My friends were part of an Internet-fueled court of public opinion, and their belief was that they could still pressure Chick-fil-A devotees in Memphis or Montgomery out of that next drive-through chicken biscuit. (In Los Angeles, where I live, Chick-fil-A had only just planted its flag, opening a Hollywood location shortly before the controversy.)
Watching Californians call for boycotts against a Southern company four years after Golden State voters had passed Proposition 8, outlawing gay marriage, I thought of how the North viewed the South during the Civil Rights Movement—and how Dr. King faced great resistance once he took the cause to the slums of Chicago. It’s easier to support an action if you can shirk culpability for the circumstances that necessitate it.
***
The boycott today is a protest that does not require presence, attendance at a rally or march, or personal risk. In some cases, it does not require any change in consumer behavior. At a time when technology has cut down on the distances of our everyday lives, it also allows information to be spread to inform, organize, execute. And if the boycott as a tool of protest is now more disembodied, more detached than ever, doesn’t that match and mimic the decentralized, global companies that it targets?
A decade before I shamed my preschool classmate over the grapes in his lunchbox, Senator Robert Kennedy met and marched with Cesar Chavez in California. The meeting was one of the moments said to transform Kennedy into a prominent fighter for social justice. It also helped raise Chavez’s national profile, and that of farm workers and their struggles.
In a globalized era, the ultimate gauge of a popular movement might be that it no longer requires a celebrity like Kennedy to shine a spotlight on a cause. In a Cape Town speech in 1966, the same year he met Chavez, Senator Kennedy spoke of how a “tiny ripple of hope” could build into a current, “which can sweep down the mightiest walls of oppression and resistance.”

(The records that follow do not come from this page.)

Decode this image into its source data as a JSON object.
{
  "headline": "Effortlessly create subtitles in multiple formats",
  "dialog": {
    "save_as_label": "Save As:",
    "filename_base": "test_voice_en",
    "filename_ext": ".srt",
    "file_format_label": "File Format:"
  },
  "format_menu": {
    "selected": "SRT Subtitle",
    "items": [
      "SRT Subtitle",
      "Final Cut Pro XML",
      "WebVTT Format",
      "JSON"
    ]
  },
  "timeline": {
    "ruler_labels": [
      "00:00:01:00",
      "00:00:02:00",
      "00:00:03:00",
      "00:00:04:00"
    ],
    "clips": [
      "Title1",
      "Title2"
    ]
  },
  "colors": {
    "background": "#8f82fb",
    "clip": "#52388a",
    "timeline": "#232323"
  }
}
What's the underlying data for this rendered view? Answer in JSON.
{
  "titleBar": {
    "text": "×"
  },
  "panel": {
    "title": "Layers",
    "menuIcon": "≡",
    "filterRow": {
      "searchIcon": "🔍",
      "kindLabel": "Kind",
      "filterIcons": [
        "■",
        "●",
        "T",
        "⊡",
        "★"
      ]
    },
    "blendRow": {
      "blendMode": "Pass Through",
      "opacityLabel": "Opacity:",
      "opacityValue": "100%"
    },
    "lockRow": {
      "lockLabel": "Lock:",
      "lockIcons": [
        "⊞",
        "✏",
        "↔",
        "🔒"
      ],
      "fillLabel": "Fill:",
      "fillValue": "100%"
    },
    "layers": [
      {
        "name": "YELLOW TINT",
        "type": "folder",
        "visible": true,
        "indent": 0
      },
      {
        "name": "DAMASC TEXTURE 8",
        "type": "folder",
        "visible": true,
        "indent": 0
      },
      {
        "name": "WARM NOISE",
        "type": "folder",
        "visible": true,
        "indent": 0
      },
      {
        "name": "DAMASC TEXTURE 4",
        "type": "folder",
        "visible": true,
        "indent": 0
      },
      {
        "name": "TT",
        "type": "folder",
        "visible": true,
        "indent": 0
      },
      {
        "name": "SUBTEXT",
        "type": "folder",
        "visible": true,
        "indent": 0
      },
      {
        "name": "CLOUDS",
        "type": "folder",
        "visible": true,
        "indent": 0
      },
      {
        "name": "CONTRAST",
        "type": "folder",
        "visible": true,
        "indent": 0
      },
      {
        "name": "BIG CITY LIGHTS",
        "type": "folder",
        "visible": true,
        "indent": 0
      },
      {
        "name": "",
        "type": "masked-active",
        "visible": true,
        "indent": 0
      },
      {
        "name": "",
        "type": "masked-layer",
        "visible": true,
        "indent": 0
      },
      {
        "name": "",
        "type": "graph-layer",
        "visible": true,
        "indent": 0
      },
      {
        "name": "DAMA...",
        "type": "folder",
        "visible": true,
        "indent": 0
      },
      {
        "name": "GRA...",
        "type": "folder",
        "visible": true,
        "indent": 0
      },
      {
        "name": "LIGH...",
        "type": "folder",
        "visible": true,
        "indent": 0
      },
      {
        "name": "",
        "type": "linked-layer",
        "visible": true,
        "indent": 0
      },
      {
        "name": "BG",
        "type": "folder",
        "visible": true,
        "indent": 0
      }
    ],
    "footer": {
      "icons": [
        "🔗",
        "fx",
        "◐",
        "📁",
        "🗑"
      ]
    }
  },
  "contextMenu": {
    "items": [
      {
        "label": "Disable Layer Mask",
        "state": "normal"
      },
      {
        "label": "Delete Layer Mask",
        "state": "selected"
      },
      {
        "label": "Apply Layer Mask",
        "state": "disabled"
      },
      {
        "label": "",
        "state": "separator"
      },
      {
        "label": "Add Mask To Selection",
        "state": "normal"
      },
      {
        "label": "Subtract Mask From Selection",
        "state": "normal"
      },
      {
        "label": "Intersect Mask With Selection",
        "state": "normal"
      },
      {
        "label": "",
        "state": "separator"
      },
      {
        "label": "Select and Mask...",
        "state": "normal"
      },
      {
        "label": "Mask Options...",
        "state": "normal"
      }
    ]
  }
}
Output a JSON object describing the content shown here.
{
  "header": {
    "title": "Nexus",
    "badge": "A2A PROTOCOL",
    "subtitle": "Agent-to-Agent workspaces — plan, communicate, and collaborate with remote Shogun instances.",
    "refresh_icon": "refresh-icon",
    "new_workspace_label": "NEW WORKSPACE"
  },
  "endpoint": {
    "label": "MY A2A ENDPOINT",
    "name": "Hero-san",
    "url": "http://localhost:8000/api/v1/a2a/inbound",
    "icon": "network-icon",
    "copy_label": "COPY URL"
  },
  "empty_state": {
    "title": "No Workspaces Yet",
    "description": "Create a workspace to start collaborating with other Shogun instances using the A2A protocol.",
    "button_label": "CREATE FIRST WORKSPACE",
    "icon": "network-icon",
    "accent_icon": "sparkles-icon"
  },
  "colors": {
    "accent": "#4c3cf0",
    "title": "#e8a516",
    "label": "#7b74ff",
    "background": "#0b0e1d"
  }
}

What if in 2014, that current might take the form of a hundred thousand likes or ten thousand re-tweets? It’s easy to be cynical about a mass action that puts its participants at far less risk that the march on Selma or the strike on Delano. But should we measure protest by what the participants risk and sacrifice or by the results the protest achieves? If the modern boycott is an effective method to make change in our globalized age, the ends might justify the means.
For every Chick-fil-A controversy that suggests a stalemate, you can find successes: The actions organized by Florida’s Coalition of Immokalee Workers have achieved gains for farm workers by pressuring companies at the top of the tomato supply chain. Could it be possible that, in an age when technology has democratized the ability to spread the word, you can marshal opposition and do enough damage to a company’s reputation that it changes its ways?
Maybe. Or, as Dolores Huerta might put it: “Sí, se puede.”